Jalan Santai untuk Silaturahim dan Hidup Sehat
Salah satu rangkaian kegiatan yang mendapatkan perhatian adalah jalan santai yang digagas jamaah Masjid Quba APO Kali. Menurut Wali Kota, kegiatan ini bertujuan mempererat silaturahim sekaligus menumbuhkan semangat hidup sehat di kalangan warga.
"Melalui kegiatan ini diharapkan semangat Tahun Baru Islam 1448 Hijriah dapat menjadi momentum untuk memperkuat persaudaraan, meningkatkan kepedulian sosial, serta menjaga kerukunan dan persatuan masyarakat Kota Jayapura di tengah keberagaman," ujarnya.
Warga Diminta Jaga Ketertiban dan Kebersihan
Dalam kesempatan yang sama, Abisai Rollo juga mengingatkan seluruh masyarakat untuk turut serta menciptakan lingkungan yang aman dan nyaman. Ia menekankan bahwa kerukunan harus dibarengi dengan tanggung jawab menjaga ketertiban dan kebersihan kota.

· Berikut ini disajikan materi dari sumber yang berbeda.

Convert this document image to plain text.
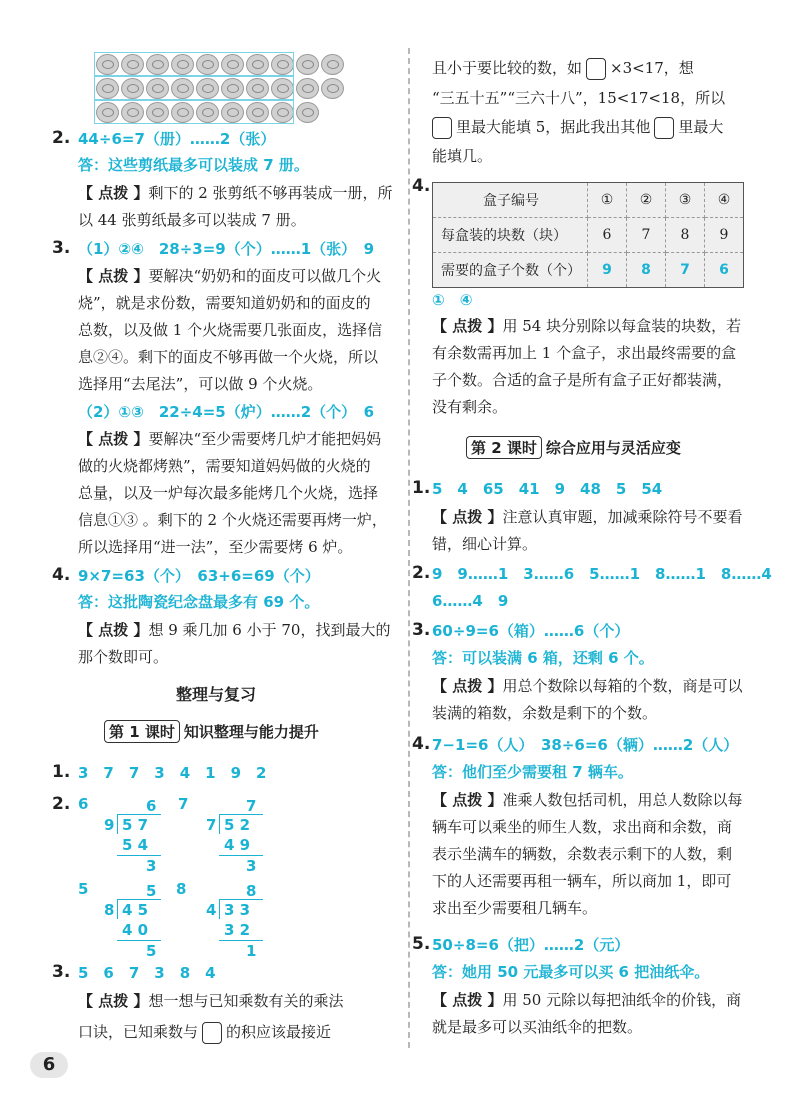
2. 44÷6=7（册）……2（张）
答：这些剪纸最多可以装成 7 册。
【 点拨 】剩下的 2 张剪纸不够再装成一册，所
以 44 张剪纸最多可以装成 7 册。
3. （1）②④　28÷3=9（个）……1（张）　9
【 点拨 】要解决“奶奶和的面皮可以做几个火
烧”，就是求份数，需要知道奶奶和的面皮的
总数，以及做 1 个火烧需要几张面皮，选择信
息②④。剩下的面皮不够再做一个火烧，所以
选择用“去尾法”，可以做 9 个火烧。
（2）①③　22÷4=5（炉）……2（个）　6
【 点拨 】要解决“至少需要烤几炉才能把妈妈
做的火烧都烤熟”，需要知道妈妈做的火烧的
总量，以及一炉每次最多能烤几个火烧，选择
信息①③ 。剩下的 2 个火烧还需要再烤一炉，
所以选择用“进一法”，至少需要烤 6 炉。
4. 9×7=63（个）　63+6=69（个）
答：这批陶瓷纪念盘最多有 69 个。
【 点拨 】想 9 乘几加 6 小于 70，找到最大的
那个数即可。
整理与复习
第 1 课时 知识整理与能力提升
1. 3　7　7　3　4　1　9　2
2. 6	7
6
9 5 7
5 4
3
7
7 5 2
4 9
3
5	8
5
8 4 5
4 0
5
8
4 3 3
3 2
1
3. 5　6　7　3　8　4
【 点拨 】想一想与已知乘数有关的乘法
口诀，已知乘数与 的积应该最接近
且小于要比较的数，如 ×3<17，想
“三五十五”“三六十八”，15<17<18，所以
里最大能填 5，据此我出其他 里最大
能填几。
4.
盒子编号	①	②	③	④
每盒装的块数（块）	6	7	8	9
需要的盒子个数（个）	9	8	7	6
①　④
【 点拨 】用 54 块分别除以每盒装的块数，若
有余数需再加上 1 个盒子，求出最终需要的盒
子个数。合适的盒子是所有盒子正好都装满，
没有剩余。
第 2 课时 综合应用与灵活应变
1. 5　4　65　41　9　48　5　54
【 点拨 】注意认真审题，加减乘除符号不要看
错，细心计算。
2. 9　9……1　3……6　5……1　8……1　8……4
6……4　9
3. 60÷9=6（箱）……6（个）
答：可以装满 6 箱，还剩 6 个。
【 点拨 】用总个数除以每箱的个数，商是可以
装满的箱数，余数是剩下的个数。
4. 7−1=6（人）　38÷6=6（辆）……2（人）
答：他们至少需要租 7 辆车。
【 点拨 】准乘人数包括司机，用总人数除以每
辆车可以乘坐的师生人数，求出商和余数，商
表示坐满车的辆数，余数表示剩下的人数，剩
下的人还需要再租一辆车，所以商加 1，即可
求出至少需要租几辆车。
5. 50÷8=6（把）……2（元）
答：她用 50 元最多可以买 6 把油纸伞。
【 点拨 】用 50 元除以每把油纸伞的价钱，商
就是最多可以买油纸伞的把数。
6
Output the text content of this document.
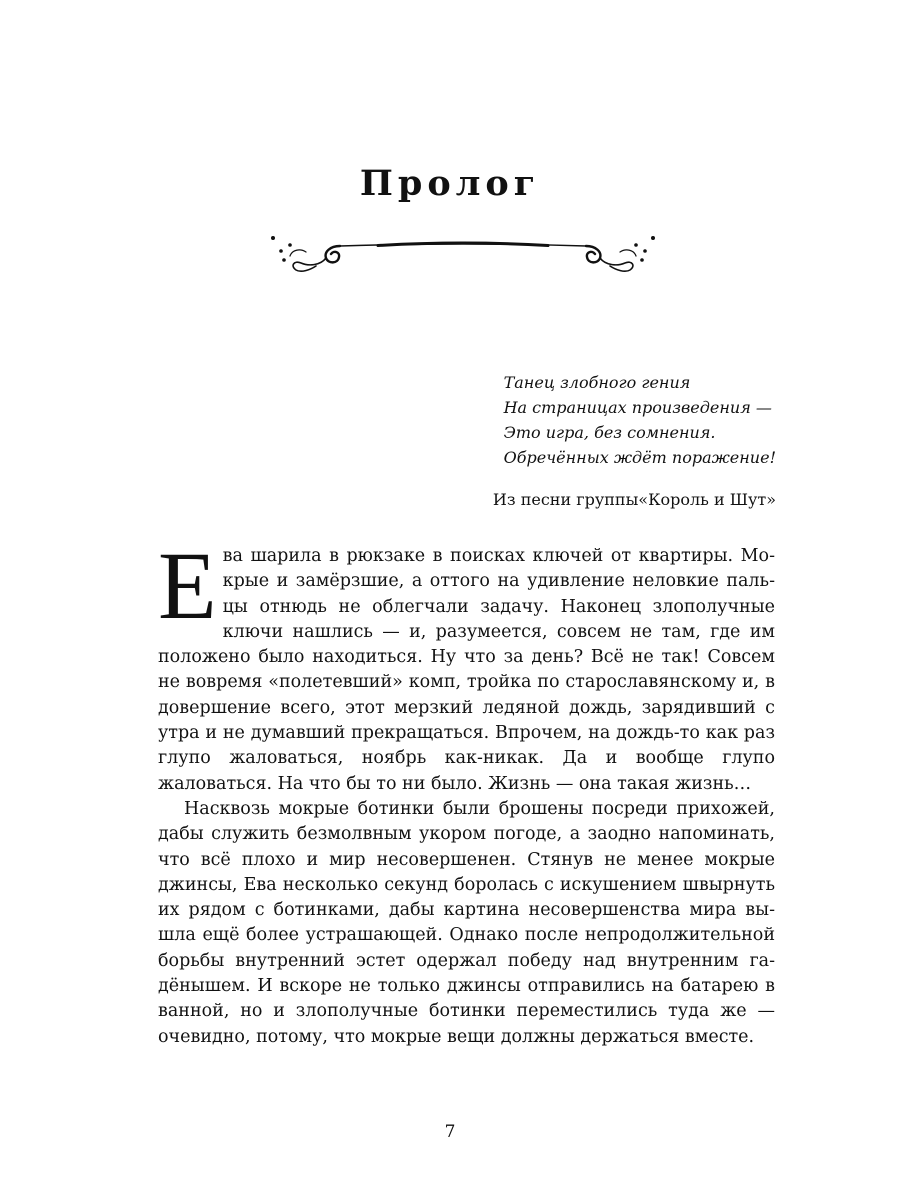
Пролог
Танец злобного гения
На страницах произведения —
Это игра, без сомнения.
Обречённых ждёт поражение!
Из песни группы«Король и Шут»

Ева шарила в рюкзаке в поисках ключей от квартиры. Мокрые и замёрзшие, а оттого на удивление неловкие пальцы отнюдь не облегчали задачу. Наконец злополучные ключи нашлись — и, разумеется, совсем не там, где им положено было находиться. Ну что за день? Всё не так! Совсем не вовремя «полетевший» комп, тройка по старославянскому и, в довершение всего, этот мерзкий ледяной дождь, зарядивший с утра и не думавший прекращаться. Впрочем, на дождь-то как раз глупо жаловаться, ноябрь как-никак. Да и вообще глупо жаловаться. На что бы то ни было. Жизнь — она такая жизнь…

Насквозь мокрые ботинки были брошены посреди прихожей, дабы служить безмолвным укором погоде, а заодно напоминать, что всё плохо и мир несовершенен. Стянув не менее мокрые джинсы, Ева несколько секунд боролась с искушением швырнуть их рядом с ботинками, дабы картина несовершенства мира вышла ещё более устрашающей. Однако после непродолжительной борьбы внутренний эстет одержал победу над внутренним гадёнышем. И вскоре не только джинсы отправились на батарею в ванной, но и злополучные ботинки переместились туда же — очевидно, потому, что мокрые вещи должны держаться вместе.

7
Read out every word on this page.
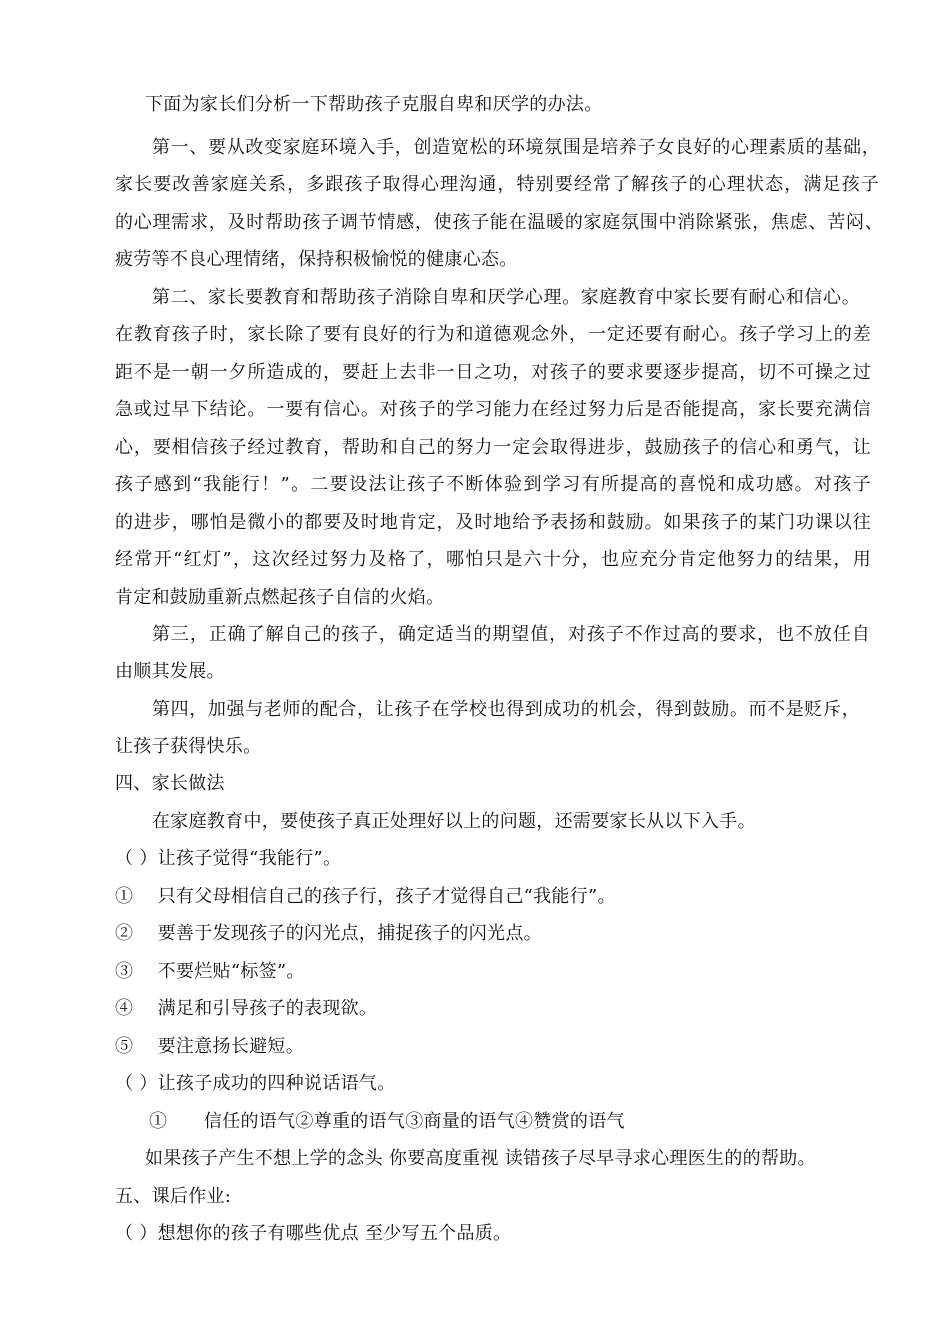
下面为家长们分析一下帮助孩子克服自卑和厌学的办法。
第一、要从改变家庭环境入手，创造宽松的环境氛围是培养子女良好的心理素质的基础，
家长要改善家庭关系，多跟孩子取得心理沟通，特别要经常了解孩子的心理状态，满足孩子
的心理需求，及时帮助孩子调节情感，使孩子能在温暖的家庭氛围中消除紧张，焦虑、苦闷、
疲劳等不良心理情绪，保持积极愉悦的健康心态。
第二、家长要教育和帮助孩子消除自卑和厌学心理。家庭教育中家长要有耐心和信心。
在教育孩子时，家长除了要有良好的行为和道德观念外，一定还要有耐心。孩子学习上的差
距不是一朝一夕所造成的，要赶上去非一日之功，对孩子的要求要逐步提高，切不可操之过
急或过早下结论。一要有信心。对孩子的学习能力在经过努力后是否能提高，家长要充满信
心，要相信孩子经过教育，帮助和自己的努力一定会取得进步，鼓励孩子的信心和勇气，让
孩子感到“我能行！”。二要设法让孩子不断体验到学习有所提高的喜悦和成功感。对孩子
的进步，哪怕是微小的都要及时地肯定，及时地给予表扬和鼓励。如果孩子的某门功课以往
经常开“红灯”，这次经过努力及格了，哪怕只是六十分，也应充分肯定他努力的结果，用
肯定和鼓励重新点燃起孩子自信的火焰。
第三，正确了解自己的孩子，确定适当的期望值，对孩子不作过高的要求，也不放任自
由顺其发展。
第四，加强与老师的配合，让孩子在学校也得到成功的机会，得到鼓励。而不是贬斥，
让孩子获得快乐。
四、家长做法
在家庭教育中，要使孩子真正处理好以上的问题，还需要家长从以下入手。
（ ）让孩子觉得“我能行”。
①　 只有父母相信自己的孩子行，孩子才觉得自己“我能行”。
②　 要善于发现孩子的闪光点，捕捉孩子的闪光点。
③　 不要烂贴“标签”。
④　 满足和引导孩子的表现欲。
⑤　 要注意扬长避短。
（ ）让孩子成功的四种说话语气。
①　　信任的语气②尊重的语气③商量的语气④赞赏的语气
如果孩子产生不想上学的念头 你要高度重视 读错孩子尽早寻求心理医生的的帮助。
五、课后作业:
（ ）想想你的孩子有哪些优点 至少写五个品质。
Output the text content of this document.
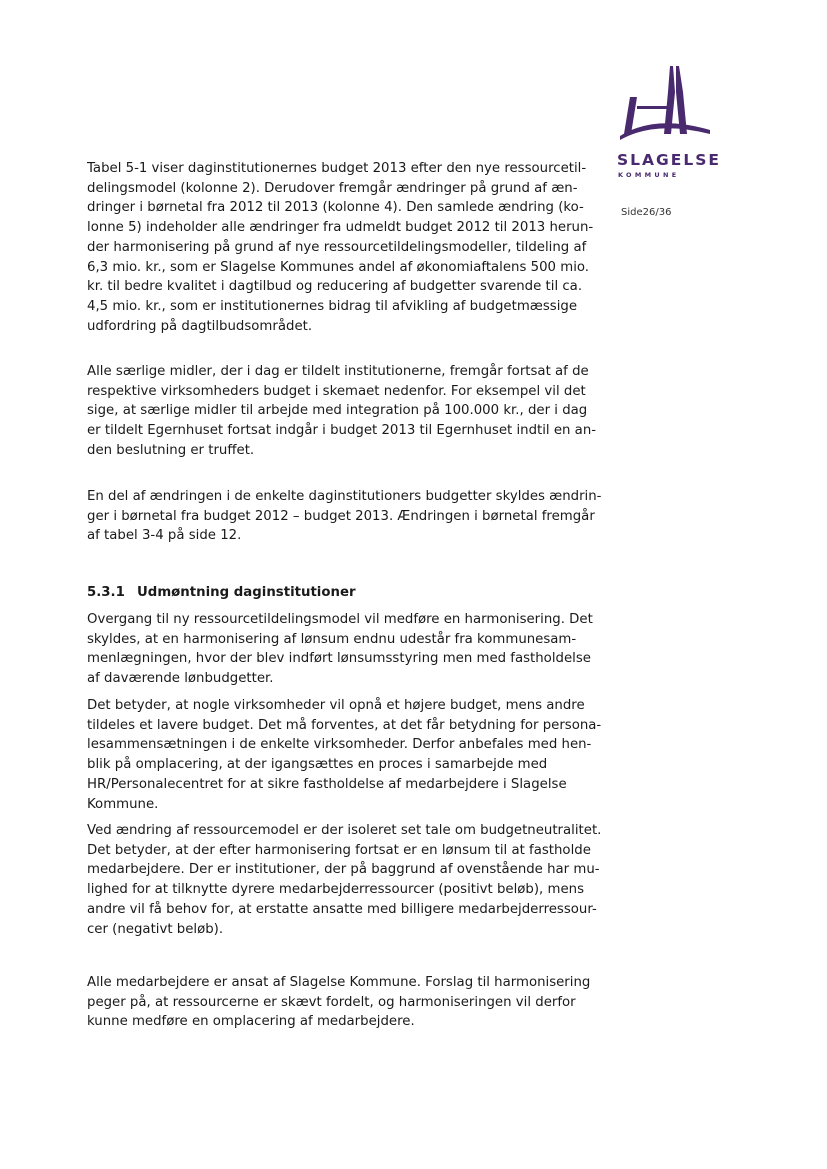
SLAGELSE
KOMMUNE
Side26/36

Tabel 5-1 viser daginstitutionernes budget 2013 efter den nye ressourcetil-
delingsmodel (kolonne 2). Derudover fremgår ændringer på grund af æn-
dringer i børnetal fra 2012 til 2013 (kolonne 4). Den samlede ændring (ko-
lonne 5) indeholder alle ændringer fra udmeldt budget 2012 til 2013 herun-
der harmonisering på grund af nye ressourcetildelingsmodeller, tildeling af
6,3 mio. kr., som er Slagelse Kommunes andel af økonomiaftalens 500 mio.
kr. til bedre kvalitet i dagtilbud og reducering af budgetter svarende til ca.
4,5 mio. kr., som er institutionernes bidrag til afvikling af budgetmæssige
udfordring på dagtilbudsområdet.

Alle særlige midler, der i dag er tildelt institutionerne, fremgår fortsat af de
respektive virksomheders budget i skemaet nedenfor. For eksempel vil det
sige, at særlige midler til arbejde med integration på 100.000 kr., der i dag
er tildelt Egernhuset fortsat indgår i budget 2013 til Egernhuset indtil en an-
den beslutning er truffet.

En del af ændringen i de enkelte daginstitutioners budgetter skyldes ændrin-
ger i børnetal fra budget 2012 – budget 2013. Ændringen i børnetal fremgår
af tabel 3-4 på side 12.

5.3.1 Udmøntning daginstitutioner

Overgang til ny ressourcetildelingsmodel vil medføre en harmonisering. Det
skyldes, at en harmonisering af lønsum endnu udestår fra kommunesam-
menlægningen, hvor der blev indført lønsumsstyring men med fastholdelse
af daværende lønbudgetter.

Det betyder, at nogle virksomheder vil opnå et højere budget, mens andre
tildeles et lavere budget. Det må forventes, at det får betydning for persona-
lesammensætningen i de enkelte virksomheder. Derfor anbefales med hen-
blik på omplacering, at der igangsættes en proces i samarbejde med
HR/Personalecentret for at sikre fastholdelse af medarbejdere i Slagelse
Kommune.

Ved ændring af ressourcemodel er der isoleret set tale om budgetneutralitet.
Det betyder, at der efter harmonisering fortsat er en lønsum til at fastholde
medarbejdere. Der er institutioner, der på baggrund af ovenstående har mu-
lighed for at tilknytte dyrere medarbejderressourcer (positivt beløb), mens
andre vil få behov for, at erstatte ansatte med billigere medarbejderressour-
cer (negativt beløb).

Alle medarbejdere er ansat af Slagelse Kommune. Forslag til harmonisering
peger på, at ressourcerne er skævt fordelt, og harmoniseringen vil derfor
kunne medføre en omplacering af medarbejdere.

"Kami semua harus mempunyai tanggung jawab dalam menciptakan kota yang aman, nyaman, dan harmonis," katanya.
Peringatan Tahun Baru Islam 1 Muharam 1448 Hijriah di Kota Jayapura diharapkan menjadi pengingat akan pentingnya solidaritas sosial. Wali kota mengajak seluruh warga, tanpa memandang latar belakang, untuk terus merawat semangat gotong royong dan persaudaraan di ibu kota Provinsi Papua itu.